In my interview with Erdstein, I talked to him about my experiences over the past few years: the initial experience of falling in love with a new group, my disagreement with John Tarrant, and then my increasing disillusionment with institutional Buddhism more generally.  He told me that the inclination to test out a teacher was worth honouring, but reminded me that not all groups were the same.  He told me to trust my instincts.

In his talk, he told the story of why he started meditating.  When he was an undergrad at Stanford, he contracted a chronic illness that left the doctors perplexed.  Out of desperation, he bought a meditation book and CD by Jon Kabat-Zinn.  After a while, his health began to improve, and he stopped practicing.  A few years later, while working at Google, the stresses of the job brought him back to it.

He said he remembers considering two paths through life.  The first was trying to be so successful in business that he'd never be at a loss for anything.  The second was trying to moderate his wants.  He looked at people he knew who'd embarked on both paths.  While he was often impressed by the top people in his company, it seemed to him like they'd acquired more skills than wisdom.  Conversely, although his meditation teachers weren't perfect people by any means, they appeared to have a kind of depth, an level of insight about their own lives that seemed valuable.

He passed on a few similes that some of his teachers had used to describe what a meditative practice might bring.  It was like when you're in the movie theatre, and you're entirely immersed in the world of the movie.  Then, for some reason, the spell is broken, you look around you for a second and see how everybody else in living the ups and downs of the characters on the screen.  You remember, just for an instant, that none of it's real.  But then you return to the movie anyway, and somehow your pleasure in it is enhanced, not ruined, by your knowledge that it's all an illusion.
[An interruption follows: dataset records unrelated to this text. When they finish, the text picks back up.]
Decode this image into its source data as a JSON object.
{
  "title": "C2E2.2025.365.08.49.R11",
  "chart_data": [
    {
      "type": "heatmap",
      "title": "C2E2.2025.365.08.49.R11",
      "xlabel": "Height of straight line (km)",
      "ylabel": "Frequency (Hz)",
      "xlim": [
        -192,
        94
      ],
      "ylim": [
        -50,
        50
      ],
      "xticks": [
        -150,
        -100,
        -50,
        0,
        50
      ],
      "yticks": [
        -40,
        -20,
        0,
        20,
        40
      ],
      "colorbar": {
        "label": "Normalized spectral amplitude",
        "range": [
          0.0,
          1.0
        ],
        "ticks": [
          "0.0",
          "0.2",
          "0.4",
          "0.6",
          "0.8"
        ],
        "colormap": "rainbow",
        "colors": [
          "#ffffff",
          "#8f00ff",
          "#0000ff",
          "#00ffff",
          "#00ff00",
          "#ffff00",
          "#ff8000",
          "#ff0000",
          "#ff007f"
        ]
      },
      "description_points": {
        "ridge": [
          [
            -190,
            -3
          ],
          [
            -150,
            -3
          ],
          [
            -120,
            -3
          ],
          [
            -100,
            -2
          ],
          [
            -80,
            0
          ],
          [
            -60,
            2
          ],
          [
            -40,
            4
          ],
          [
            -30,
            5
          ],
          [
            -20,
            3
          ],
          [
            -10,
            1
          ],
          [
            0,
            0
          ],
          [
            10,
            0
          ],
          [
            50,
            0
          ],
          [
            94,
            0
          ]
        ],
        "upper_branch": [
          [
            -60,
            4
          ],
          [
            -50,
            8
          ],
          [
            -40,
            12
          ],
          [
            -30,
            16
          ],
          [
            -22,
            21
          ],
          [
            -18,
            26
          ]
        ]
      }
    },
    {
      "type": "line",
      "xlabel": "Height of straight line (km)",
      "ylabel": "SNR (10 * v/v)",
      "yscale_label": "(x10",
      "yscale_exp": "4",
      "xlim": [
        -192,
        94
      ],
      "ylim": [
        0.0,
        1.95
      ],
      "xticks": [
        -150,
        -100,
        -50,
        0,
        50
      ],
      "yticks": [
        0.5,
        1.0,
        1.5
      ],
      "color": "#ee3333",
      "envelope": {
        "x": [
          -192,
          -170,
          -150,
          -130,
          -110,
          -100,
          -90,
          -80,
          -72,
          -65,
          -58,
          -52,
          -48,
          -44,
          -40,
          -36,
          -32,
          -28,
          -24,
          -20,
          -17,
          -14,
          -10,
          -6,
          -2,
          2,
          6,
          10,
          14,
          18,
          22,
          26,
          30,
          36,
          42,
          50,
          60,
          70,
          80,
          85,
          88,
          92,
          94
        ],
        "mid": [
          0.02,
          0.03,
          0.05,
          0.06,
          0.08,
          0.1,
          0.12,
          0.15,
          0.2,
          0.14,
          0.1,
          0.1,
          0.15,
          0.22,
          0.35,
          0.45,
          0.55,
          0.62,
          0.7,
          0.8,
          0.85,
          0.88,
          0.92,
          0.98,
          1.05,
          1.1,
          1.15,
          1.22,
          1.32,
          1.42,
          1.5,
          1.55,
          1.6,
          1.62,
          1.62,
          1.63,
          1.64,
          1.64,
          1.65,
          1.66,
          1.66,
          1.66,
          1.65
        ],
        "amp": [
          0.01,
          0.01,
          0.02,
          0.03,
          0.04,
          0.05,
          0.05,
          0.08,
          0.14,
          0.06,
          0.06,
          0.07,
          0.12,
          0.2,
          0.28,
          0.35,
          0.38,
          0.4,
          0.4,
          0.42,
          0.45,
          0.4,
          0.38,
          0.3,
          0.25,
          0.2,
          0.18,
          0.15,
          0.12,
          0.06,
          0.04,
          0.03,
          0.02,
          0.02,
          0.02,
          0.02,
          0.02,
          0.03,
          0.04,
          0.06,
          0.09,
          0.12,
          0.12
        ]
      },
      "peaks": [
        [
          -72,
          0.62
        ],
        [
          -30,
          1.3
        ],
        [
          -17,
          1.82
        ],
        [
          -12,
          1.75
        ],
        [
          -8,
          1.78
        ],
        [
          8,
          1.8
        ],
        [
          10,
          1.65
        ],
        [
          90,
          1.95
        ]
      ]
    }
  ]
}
Or it was like going up in a plane to do sky-diving for the first time.  You jump out of the plane, and for a moment it's exhilarating, you can fly, float, do somersaults.  Then you're falling, it's horrible, and you realize that the parachute you'd been depending on is missing.  Buddhism, Erdstein said, wasn't like being handed a parachute.  It was like realizing that there isn't any ground to hit, that you'd go on falling forever, and that the falling really was like the flying you'd taken it for the moment after you jumped.

I found myself very moved by Erdstein's talk - but not so much by the analogies as by the personal narrative.  That was partly because it was so much like mine.  But there was something else, something I've noticed about dharma talks.  When people offer advice, instruction, or admonitions, I usually find something within me resisting (which is a healthy enough reaction).  When people just say plainly why they started meditating, I almost always hear in their experience an echo of mine, an echo that somehow confirms mine or at least keeps company with it.

I had to leave half-way through the Q&A, but it had been a great morning: twenty or so people in a simple room meditating together and talking about it afterwards.  There weren't any statues, or robes, or all that much bowing.  There was a teacher, but nobody demanding prostrations when I went to talk to him.  The event was free: the first meditation retreat, in my three years in SF, at which nobody asked me for money.